O  boato universal e outross boatos

 

Cunha e Silva Filho

 

              Você se lembra, leitor, das referências a Nostradums segundo o qual, em certo dia, mês e ano, o mundo iria se findar? Lembra-se também daquele velha notícia falsa transmitida pelo rádio pelo grande ator Orson Welles sobre a invasão da Terra por marcianos? E da mais recente revelada, segundo alguns intérpretes maias, povo que , no seu apogeu, se distinguiu por muitos feitos de invenções e de inteligência, inclusive com profecias que, mal analisadas, falavam de um fim do mundo para o dia de hoje, 21 de dezembro de 2012?

              Vejamos, agora, a repercussão. Os chineses mandaram prender um grupo de fanáticos que andavam espalhando essa notícia, ou melhor dizendo, esse boato, que previa o Apocalipse para hoje mesmo. Um cineasta, antecipando bons lucros financeiros, até andou fazendo um filme (uma comédia) centralizando seu tema nesse boato.

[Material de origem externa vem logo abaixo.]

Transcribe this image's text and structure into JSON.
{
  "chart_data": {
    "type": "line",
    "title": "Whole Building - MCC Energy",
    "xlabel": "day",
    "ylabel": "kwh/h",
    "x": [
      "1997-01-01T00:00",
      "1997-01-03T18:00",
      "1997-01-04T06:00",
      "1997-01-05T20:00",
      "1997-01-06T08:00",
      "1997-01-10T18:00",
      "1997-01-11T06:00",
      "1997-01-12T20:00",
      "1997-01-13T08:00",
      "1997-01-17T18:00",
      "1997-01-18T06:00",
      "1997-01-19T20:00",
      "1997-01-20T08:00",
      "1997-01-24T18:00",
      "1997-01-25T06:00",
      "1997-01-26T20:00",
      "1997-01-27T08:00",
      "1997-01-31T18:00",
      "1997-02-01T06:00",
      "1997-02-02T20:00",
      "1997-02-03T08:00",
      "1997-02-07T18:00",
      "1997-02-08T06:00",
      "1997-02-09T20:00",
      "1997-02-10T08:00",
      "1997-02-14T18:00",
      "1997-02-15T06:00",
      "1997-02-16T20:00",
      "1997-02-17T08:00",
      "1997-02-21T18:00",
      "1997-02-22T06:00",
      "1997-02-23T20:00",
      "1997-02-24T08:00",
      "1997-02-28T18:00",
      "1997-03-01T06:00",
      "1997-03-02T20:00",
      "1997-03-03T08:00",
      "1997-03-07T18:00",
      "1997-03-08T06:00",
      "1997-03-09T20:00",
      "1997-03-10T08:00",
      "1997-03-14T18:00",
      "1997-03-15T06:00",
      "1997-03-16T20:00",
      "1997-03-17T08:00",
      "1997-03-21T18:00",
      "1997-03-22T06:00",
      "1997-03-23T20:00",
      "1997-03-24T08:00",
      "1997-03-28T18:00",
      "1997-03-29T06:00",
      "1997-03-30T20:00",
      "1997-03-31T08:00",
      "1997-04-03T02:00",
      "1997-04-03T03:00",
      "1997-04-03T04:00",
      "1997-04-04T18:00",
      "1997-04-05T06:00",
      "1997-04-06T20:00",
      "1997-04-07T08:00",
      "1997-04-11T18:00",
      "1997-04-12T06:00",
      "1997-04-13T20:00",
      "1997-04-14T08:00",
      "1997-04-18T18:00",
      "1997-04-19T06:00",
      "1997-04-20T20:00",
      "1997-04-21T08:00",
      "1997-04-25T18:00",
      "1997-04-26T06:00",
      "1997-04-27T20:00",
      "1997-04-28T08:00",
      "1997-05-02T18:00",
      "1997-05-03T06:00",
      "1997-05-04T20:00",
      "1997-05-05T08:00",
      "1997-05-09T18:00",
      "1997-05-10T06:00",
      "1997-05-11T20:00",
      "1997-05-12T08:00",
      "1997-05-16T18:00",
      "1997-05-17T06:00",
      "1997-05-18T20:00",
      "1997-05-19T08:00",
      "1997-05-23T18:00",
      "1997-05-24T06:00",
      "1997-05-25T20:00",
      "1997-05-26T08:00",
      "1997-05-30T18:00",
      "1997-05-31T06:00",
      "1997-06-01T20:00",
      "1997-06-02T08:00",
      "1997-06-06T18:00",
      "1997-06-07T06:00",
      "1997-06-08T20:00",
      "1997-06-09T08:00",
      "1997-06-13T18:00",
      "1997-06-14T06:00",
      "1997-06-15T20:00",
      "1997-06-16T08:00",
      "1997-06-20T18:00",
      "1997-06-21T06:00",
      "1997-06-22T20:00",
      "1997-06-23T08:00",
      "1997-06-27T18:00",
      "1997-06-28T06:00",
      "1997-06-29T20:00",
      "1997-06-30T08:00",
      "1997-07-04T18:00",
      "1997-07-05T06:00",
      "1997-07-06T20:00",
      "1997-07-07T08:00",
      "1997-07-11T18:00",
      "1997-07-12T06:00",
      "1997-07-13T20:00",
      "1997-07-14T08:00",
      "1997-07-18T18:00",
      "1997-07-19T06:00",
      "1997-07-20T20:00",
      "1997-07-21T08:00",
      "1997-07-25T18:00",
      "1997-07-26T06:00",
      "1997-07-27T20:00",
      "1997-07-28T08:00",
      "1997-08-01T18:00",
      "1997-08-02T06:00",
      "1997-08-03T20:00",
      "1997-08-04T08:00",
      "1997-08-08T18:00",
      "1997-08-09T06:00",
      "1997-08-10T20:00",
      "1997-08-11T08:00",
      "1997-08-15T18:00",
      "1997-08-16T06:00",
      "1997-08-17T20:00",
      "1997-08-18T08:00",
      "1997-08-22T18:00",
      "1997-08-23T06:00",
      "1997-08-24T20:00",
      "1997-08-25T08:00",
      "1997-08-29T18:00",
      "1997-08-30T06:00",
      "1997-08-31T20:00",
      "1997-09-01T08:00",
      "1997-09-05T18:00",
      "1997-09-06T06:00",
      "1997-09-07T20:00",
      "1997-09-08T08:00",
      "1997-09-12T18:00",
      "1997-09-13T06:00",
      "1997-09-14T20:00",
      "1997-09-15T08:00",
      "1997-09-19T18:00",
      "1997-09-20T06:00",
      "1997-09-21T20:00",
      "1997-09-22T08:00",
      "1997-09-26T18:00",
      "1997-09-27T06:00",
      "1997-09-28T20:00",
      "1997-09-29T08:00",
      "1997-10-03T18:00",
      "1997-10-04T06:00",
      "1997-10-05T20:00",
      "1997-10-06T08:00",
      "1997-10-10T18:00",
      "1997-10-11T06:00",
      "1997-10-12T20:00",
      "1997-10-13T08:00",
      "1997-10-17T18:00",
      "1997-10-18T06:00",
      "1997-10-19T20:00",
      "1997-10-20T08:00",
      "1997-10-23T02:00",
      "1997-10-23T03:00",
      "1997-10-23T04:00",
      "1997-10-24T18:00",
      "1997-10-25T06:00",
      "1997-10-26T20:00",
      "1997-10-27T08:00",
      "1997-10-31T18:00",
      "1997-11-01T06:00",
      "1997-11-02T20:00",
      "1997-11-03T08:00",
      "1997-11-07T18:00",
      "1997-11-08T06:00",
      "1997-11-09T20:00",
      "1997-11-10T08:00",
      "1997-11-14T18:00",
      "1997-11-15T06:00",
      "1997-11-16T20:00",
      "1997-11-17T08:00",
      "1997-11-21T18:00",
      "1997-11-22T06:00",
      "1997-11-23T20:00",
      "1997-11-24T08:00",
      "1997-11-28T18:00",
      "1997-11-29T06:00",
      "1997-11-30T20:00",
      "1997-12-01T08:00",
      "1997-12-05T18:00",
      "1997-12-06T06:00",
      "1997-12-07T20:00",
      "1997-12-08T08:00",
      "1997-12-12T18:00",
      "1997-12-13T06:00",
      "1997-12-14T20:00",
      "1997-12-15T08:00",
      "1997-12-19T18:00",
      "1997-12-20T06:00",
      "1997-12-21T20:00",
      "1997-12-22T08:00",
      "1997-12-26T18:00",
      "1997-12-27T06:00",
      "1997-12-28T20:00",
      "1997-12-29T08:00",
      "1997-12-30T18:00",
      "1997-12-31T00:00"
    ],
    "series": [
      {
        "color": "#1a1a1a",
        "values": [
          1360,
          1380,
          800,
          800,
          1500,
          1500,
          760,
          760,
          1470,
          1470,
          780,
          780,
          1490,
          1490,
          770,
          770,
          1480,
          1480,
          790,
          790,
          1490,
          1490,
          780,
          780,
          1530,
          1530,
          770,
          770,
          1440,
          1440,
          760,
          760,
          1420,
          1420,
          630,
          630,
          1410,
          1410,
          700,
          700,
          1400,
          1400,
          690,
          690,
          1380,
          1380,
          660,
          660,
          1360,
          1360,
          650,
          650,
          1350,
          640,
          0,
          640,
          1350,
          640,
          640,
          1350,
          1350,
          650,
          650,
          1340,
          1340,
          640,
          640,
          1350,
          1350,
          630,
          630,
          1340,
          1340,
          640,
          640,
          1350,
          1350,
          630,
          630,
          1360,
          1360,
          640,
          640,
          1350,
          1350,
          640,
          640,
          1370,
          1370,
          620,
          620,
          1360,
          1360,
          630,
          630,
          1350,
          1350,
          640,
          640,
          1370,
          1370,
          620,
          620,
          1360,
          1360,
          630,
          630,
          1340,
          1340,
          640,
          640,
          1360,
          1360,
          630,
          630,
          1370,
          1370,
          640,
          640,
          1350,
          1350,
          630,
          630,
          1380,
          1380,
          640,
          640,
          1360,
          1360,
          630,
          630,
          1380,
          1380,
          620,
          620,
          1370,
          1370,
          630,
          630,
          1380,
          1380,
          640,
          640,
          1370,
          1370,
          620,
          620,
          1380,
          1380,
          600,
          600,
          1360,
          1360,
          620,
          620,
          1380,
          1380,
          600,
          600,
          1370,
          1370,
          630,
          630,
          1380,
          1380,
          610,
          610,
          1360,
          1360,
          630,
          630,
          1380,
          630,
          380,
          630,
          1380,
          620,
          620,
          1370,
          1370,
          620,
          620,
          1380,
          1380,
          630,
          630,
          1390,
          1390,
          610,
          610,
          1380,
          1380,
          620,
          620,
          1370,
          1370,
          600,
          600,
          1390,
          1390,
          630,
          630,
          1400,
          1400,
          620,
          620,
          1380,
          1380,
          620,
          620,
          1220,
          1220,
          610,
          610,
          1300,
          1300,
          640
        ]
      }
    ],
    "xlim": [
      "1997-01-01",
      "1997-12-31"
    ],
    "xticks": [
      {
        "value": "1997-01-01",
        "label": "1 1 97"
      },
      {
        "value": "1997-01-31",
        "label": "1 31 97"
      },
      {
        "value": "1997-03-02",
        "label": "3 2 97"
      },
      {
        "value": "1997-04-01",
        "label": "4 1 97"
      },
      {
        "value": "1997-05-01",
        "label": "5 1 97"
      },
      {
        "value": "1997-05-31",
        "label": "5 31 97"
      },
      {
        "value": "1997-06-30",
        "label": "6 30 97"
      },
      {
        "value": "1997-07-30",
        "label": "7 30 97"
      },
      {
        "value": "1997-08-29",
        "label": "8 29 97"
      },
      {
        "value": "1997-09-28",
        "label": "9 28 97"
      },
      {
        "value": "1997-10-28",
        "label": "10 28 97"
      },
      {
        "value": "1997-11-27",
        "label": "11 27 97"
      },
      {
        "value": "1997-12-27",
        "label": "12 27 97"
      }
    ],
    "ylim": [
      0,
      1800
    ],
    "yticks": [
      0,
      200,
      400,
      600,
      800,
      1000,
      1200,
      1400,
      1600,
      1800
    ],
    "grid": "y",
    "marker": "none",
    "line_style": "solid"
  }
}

               Ou americanos, armazenando alimentos e outros coisas para escaparem ao fim do mundo, não sabendo eles que, se verdade fosse, nem bunkers, nem nada escapariam da morte, tal como aquela história de um indivíduos que queria por força enganar sem sucesso a Morte. Aqui, no Brasil, não faltaram crentes que realmente estavam atormentados com a final dos tempos. Julgaram uns que seriam um final catastrófico com dezenas de meteoros caindo na Terra, fulminando a todos com um fograréu dantesco e descomunal. Outros, na mesma onda da boataria insana, procuraram terras altíssimas que evitariam que morressem afogados com um gigantesco tsunami de ondas de mil metros, o qual engolfaria parte considerável de grandes cidades do planeta numa destruição sem precedentes.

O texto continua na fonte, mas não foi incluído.